Opinion
No. 143 SSM 19.
Decided May 4, 2010.
APPEAL, by permission of an Associate Judge of the Court of Appeals, from an order of the Appellate Division of the Supreme Court in the Third Judicial Department, entered September 3, 2009. The Appellate Division modified, on the law, a judgment of the Albany County Court (Thomas A. Breslin, J.), which had convicted defendant, upon a jury verdict, of predatory sexual assault against a child (two counts), criminal sexual act in the first degree, sexual abuse in the first degree, and course of sexual conduct against a child in the first degree. The modification consisted of reversing defendant's convictions of criminal sexual act in the first degree under count two of the indictment and course of sexual conduct against a child in the first degree under count five of the indictment, dismissing those counts, and vacating the sentences imposed thereon. The Appellate Division affirmed the judgment as modified.

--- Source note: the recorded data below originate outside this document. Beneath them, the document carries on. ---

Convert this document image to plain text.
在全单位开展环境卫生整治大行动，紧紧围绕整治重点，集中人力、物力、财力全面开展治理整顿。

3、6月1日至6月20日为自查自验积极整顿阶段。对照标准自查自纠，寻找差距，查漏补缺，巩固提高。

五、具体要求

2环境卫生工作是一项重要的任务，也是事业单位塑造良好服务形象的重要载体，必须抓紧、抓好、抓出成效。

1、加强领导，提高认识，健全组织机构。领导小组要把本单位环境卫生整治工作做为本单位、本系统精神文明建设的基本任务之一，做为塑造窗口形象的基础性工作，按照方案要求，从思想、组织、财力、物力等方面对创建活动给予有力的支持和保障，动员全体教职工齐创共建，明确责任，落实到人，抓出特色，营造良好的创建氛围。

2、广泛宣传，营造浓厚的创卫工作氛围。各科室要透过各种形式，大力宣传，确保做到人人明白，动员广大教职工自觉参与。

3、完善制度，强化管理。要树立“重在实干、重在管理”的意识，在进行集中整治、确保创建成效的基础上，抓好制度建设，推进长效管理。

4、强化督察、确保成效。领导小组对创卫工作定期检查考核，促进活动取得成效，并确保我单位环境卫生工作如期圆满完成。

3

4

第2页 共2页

People v Alford, 65 AD3d 1392, modified.
Paul J. Connolly, Delmar, for appellant.
P. David Soares, District Attorney, Albany ( Steven M. Sharp of counsel), for respondent.
Before: Chief Judge LIPPMAN and Judges CIPARICK, GRAFFEO, READ, SMITH, PIGOTT and JONES concur.
OPINION OF THE COURT
The order of the Appellate Division should be modified by providing that the sentence imposed on count four of the indictment run concurrently with the sentences imposed on counts one and three of the indictment, and, as so modified, affirmed.
Penal Law § 70.25 (2) provides, "[w]hen more than one sentence of imprisonment is imposed on a person for two or more offenses committed through a single act or omission, or through an act or omission which in itself constituted one of the offenses and also was a material element of the other, the sentences . . . must run concurrently." Here, counts one and four of the indictment both charged defendant with predatory sexual assault against a child. A person is guilty of that crime when he or she, being 18 years old or more, commits one of several lesser crimes and the victim is less than 13 years old (Penal Law § 130.96). Count one alleged that defendant committed the lesser crime of criminal sexual act in the first degree on or about March 12, 2007 by engaging in anal sexual conduct with the victim. Count four alleged that defendant committed the lesser crime of course of sexual conduct against a child in the first degree by engaging in at least two acts of sexual conduct with the victim between August 2006 and March 2007. Because it is impossible to determine whether the act that formed the basis for the jury's guilty verdict on count one — anal sexual conduct occurring on March 12, 2007 — was also one of the two or more acts that formed the basis for its guilty verdict on count four, County Court should have ordered the sentences on those counts to run concurrently.
If the People wish to seek consecutive sentencing in a case such as this, they should request a form of verdict that will require the jury to explicitly delineate that an act constituting one offense is not a material element of another offense.
Defendant's remaining contention is without merit.
On review of submissions pursuant to section 500.11 of the Rules of the Court of Appeals ( 22 NYCRR 500.11), order modified in accordance with the memorandum herein and, as so modified, affirmed.